Pochi ambiti, come la threat intelligence, hanno un’influenza su così tanti e diversificati aspetti della cyber security. Da qui, il tema dei costi.
Iniziare con la threat intelligence
La threat intelligence si affronta su vari livelli e per questo è molto scalabile. L’importante è partire, anche con poco, e imparare a inserirla nei processi aziendali. Si penserà in un secondo momento, semmai, a espanderla. La buona notizia è che un approccio soft con la threat intelligence (che però non significa “fare threat intelligence”) ha costi davvero ridotti.
Un ottimo punto di partenza è la piattaforma ATT&CK del MITRE. Si tratta di un un insieme di servizi che aiutano a classificare e analizzare le minacce al fine di ottenere informazioni con cui alimentare il proprio sistema di threat intelligence, e pianificare le strategie di cyber security.
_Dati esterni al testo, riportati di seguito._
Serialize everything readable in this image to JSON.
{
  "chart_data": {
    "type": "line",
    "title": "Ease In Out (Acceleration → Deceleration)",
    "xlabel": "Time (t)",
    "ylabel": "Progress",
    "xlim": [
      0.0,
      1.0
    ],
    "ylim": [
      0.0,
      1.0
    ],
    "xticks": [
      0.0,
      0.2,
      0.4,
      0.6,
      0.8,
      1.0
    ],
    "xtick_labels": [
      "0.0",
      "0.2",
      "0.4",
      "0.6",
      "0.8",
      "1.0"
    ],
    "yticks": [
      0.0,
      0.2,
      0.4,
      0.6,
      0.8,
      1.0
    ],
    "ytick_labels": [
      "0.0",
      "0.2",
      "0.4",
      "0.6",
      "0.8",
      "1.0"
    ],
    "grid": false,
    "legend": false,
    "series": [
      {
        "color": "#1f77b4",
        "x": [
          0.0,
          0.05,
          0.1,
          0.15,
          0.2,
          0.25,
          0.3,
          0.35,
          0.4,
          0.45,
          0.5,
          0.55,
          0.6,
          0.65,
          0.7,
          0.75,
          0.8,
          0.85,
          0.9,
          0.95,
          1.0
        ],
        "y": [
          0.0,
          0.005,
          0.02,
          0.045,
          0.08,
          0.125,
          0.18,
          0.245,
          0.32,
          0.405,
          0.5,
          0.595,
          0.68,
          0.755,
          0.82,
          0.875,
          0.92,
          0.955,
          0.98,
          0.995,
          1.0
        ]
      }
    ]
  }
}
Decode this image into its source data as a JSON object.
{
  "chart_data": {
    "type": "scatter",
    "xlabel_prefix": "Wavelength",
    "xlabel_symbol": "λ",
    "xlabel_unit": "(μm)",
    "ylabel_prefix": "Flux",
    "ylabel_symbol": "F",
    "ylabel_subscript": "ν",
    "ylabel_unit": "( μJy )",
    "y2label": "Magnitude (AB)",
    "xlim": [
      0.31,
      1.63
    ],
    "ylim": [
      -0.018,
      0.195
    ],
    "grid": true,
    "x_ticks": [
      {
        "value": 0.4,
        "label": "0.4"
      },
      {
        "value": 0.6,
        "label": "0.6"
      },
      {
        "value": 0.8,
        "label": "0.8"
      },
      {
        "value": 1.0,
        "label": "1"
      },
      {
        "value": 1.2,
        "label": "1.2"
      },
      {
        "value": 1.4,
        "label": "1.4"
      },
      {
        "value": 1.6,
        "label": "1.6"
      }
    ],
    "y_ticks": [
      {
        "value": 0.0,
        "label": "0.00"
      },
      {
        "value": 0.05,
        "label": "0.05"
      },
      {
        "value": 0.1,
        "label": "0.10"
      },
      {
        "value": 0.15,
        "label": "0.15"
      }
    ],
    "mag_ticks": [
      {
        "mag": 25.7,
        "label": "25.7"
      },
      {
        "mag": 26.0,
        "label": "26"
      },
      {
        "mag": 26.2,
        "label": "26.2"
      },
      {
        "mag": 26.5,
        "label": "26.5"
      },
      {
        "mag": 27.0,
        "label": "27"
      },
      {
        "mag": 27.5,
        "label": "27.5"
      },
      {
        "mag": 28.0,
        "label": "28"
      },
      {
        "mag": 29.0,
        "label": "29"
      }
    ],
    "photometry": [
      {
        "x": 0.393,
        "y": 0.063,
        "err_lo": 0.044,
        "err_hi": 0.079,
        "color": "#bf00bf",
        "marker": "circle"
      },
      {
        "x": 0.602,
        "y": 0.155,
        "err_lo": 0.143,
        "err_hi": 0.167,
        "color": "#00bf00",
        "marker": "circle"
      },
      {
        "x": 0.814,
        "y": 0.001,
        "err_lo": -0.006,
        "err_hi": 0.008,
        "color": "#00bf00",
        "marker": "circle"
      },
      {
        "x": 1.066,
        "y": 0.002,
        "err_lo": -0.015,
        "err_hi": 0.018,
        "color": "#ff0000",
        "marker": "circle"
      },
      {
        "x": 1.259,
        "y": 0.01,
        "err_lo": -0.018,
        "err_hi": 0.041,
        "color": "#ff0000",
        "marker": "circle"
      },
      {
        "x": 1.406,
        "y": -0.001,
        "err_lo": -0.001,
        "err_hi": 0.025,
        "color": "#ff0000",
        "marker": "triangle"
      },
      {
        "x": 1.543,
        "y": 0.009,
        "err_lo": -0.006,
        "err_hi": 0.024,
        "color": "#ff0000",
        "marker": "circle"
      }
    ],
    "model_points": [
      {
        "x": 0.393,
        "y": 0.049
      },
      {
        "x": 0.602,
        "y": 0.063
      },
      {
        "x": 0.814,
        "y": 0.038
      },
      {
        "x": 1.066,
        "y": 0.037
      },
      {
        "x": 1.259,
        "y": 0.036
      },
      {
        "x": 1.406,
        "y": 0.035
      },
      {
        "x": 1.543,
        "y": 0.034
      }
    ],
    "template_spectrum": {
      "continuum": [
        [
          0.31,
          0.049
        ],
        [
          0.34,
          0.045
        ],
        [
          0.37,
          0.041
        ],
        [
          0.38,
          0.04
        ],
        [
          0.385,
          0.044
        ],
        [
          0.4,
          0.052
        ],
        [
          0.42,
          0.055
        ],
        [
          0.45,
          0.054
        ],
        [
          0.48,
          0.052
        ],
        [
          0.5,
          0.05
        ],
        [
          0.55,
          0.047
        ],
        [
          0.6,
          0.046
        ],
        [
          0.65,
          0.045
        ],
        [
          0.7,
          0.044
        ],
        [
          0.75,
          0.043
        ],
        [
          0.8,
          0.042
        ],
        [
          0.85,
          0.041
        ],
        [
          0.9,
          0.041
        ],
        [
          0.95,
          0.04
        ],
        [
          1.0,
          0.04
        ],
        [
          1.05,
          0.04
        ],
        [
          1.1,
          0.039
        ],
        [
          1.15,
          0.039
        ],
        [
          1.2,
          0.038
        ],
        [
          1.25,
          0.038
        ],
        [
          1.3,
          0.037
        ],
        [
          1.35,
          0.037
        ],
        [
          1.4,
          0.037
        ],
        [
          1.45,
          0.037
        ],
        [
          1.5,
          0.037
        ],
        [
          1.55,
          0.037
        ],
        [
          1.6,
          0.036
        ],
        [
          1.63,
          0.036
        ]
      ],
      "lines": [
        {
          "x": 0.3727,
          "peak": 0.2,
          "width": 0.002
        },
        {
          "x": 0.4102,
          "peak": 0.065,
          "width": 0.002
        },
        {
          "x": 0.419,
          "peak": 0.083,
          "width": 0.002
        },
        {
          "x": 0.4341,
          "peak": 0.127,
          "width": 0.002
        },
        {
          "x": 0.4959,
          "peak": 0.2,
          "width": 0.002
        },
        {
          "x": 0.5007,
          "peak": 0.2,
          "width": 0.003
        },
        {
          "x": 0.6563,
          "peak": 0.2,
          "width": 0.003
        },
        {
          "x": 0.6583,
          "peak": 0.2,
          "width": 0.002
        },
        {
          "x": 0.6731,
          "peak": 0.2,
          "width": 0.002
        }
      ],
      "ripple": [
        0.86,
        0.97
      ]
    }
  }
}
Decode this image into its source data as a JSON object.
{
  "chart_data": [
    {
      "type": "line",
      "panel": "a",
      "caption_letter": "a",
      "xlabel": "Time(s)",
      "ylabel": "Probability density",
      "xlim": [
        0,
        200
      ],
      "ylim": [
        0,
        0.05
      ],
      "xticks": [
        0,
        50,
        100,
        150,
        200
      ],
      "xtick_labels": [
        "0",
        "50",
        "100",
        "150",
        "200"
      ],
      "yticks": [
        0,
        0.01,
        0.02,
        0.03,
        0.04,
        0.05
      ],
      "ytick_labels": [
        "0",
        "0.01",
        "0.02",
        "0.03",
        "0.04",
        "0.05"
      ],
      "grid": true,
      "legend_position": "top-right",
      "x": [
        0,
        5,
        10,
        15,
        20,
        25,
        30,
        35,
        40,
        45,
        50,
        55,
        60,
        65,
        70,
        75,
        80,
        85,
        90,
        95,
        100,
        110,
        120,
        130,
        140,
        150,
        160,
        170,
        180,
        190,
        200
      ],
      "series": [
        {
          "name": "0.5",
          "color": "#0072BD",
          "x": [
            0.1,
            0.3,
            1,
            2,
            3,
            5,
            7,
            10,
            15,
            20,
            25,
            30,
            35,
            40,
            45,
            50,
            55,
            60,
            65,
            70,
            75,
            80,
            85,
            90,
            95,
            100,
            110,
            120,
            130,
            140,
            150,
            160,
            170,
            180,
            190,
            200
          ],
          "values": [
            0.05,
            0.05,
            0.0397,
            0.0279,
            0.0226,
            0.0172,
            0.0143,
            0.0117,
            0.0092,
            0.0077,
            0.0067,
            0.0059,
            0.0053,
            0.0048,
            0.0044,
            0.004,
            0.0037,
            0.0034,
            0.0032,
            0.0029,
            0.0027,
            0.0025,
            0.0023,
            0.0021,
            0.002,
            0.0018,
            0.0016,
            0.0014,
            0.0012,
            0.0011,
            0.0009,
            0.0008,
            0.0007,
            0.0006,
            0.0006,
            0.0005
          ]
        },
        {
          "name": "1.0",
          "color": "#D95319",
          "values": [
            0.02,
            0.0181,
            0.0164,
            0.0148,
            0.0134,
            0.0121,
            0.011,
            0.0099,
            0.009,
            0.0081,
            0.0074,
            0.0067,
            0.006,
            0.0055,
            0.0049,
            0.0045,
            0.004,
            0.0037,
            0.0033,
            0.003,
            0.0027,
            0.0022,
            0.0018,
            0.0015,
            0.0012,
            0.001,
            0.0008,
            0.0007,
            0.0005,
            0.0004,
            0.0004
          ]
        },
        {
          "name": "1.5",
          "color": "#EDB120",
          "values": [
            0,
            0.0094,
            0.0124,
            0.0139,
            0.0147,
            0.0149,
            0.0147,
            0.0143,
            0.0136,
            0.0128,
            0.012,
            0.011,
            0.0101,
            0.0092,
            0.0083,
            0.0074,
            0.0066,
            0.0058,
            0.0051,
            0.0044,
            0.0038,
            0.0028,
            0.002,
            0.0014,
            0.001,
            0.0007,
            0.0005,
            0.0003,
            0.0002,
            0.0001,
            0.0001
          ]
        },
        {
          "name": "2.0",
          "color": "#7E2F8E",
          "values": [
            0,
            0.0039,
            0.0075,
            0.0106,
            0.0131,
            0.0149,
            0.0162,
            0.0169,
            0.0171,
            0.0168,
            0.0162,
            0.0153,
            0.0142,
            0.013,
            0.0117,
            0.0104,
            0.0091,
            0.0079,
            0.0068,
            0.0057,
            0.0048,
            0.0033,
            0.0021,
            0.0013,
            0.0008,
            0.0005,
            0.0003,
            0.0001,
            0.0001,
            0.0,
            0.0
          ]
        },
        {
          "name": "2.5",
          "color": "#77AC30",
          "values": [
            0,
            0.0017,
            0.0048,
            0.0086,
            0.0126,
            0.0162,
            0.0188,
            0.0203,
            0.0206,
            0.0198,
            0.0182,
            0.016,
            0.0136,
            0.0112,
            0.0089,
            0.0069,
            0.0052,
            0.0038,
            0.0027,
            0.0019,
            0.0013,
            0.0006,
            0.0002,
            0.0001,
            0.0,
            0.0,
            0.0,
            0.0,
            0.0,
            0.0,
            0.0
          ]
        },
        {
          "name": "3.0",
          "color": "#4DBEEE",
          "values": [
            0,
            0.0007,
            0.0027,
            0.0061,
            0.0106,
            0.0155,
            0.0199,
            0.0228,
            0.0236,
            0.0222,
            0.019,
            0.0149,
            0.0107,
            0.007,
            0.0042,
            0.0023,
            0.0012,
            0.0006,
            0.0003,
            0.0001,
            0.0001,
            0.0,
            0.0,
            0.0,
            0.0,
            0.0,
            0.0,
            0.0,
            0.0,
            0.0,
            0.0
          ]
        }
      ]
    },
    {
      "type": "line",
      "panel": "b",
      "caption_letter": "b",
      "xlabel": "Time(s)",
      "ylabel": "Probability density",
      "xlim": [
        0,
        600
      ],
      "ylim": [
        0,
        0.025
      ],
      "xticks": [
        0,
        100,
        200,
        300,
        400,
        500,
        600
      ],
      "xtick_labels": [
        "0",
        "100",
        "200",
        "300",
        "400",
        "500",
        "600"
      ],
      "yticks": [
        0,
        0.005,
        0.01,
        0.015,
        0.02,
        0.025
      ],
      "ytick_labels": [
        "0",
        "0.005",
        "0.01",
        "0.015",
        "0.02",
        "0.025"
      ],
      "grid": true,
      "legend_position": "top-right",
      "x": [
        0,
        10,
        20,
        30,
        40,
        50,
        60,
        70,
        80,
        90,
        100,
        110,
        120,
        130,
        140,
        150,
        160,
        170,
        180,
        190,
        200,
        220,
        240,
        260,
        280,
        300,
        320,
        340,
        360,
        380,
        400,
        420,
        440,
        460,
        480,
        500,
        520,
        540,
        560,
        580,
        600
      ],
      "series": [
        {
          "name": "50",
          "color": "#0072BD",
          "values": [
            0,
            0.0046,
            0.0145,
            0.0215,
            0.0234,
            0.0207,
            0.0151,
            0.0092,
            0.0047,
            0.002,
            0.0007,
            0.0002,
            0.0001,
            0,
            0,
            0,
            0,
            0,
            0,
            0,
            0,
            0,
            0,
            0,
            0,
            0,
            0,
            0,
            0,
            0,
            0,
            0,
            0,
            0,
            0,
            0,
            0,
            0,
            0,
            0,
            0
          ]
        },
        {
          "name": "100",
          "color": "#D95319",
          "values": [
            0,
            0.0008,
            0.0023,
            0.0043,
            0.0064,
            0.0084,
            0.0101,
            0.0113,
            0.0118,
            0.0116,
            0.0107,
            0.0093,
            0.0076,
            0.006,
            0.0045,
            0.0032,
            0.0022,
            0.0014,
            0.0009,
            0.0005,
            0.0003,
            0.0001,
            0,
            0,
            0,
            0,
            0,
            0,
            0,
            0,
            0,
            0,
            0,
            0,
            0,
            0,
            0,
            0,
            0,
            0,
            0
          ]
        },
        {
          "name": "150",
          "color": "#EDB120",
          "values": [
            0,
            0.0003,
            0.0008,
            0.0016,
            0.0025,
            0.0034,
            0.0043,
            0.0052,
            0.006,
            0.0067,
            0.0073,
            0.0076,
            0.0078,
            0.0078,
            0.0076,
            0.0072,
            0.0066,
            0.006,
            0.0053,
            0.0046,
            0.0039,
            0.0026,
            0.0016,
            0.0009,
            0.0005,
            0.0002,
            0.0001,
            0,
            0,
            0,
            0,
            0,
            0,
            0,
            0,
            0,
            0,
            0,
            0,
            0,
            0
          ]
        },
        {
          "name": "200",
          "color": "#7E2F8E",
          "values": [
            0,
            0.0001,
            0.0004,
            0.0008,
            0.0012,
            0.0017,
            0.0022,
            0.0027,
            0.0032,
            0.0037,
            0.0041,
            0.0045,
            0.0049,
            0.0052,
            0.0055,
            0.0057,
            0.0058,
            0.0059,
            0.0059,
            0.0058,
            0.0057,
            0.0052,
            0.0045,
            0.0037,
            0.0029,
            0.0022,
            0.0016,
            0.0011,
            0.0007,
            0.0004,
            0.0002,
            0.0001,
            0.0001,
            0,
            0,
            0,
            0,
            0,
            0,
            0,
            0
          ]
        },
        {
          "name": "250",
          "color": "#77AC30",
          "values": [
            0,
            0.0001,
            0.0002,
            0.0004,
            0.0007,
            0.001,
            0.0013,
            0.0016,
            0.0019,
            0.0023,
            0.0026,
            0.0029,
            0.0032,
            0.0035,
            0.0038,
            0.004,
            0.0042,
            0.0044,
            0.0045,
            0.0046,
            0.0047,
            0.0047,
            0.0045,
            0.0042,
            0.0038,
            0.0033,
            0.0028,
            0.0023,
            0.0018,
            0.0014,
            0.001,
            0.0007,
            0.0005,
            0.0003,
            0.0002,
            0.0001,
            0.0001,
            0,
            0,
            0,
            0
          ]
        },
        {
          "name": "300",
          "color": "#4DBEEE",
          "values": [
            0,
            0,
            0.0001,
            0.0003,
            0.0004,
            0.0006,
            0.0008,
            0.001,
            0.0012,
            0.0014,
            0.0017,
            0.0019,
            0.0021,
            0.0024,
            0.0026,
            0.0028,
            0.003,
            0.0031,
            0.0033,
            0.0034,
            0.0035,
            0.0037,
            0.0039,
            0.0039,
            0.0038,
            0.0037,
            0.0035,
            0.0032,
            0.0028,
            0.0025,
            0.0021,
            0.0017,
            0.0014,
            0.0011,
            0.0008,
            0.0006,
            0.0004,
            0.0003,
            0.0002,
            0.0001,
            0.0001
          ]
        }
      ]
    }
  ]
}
Un approccio che per molte aziende e professionisti rappresenta una novità da cui, fin a oggi, si sono tenuti alla larga. E se la famosa “matrice”, vale a dire il meraviglioso schema di classificazione che è un po’ il cuore dai ATT&CK, può spaventare chi è a digiuno dell’argomento, ecco che ci sono esempi molto pratici coi quali salta subito all’occhio l’importanza della threat intelligence. Come un bel post di Mandiant, che è un rapporto sviluppato sui precetti della matrice e che si conclude con un elenco di IoC rilevati.
Threat intelligence a basso costo
Del resto, il sito di ATT&CK è pieno zeppo di utili informazioni per partire col piede giusto. E partire col piede giusto, in questo settore, significa soprattutto imparare a scegliere le fonti, raccogliere i dati giusti e classificarli come si conviene.
Perché di dati da raccogliere, poi, ce ne sono a bizzeffe e il vero problema diventa proprio saperli scremare. Ce ne rendiamo conto spolliciando con Pulsedive, una community dedicata a diffondere una threat intelligence aperta, facile e versatile. Superate le perplessità iniziali con questo approccio morbido, si è quindi pronti per consultare e scegliere tra tante altre fonti.
Col passare del tempo si comprenderà se la threat intelligence può essere gestita con un approccio abbastanza manuale, o se invece sarà il caso di affidarsi a tool e competenze più strutturate. Nel frattempo, tuttavia, si sarà capito come oggi non possiamo più fare a meno della threat intelligence.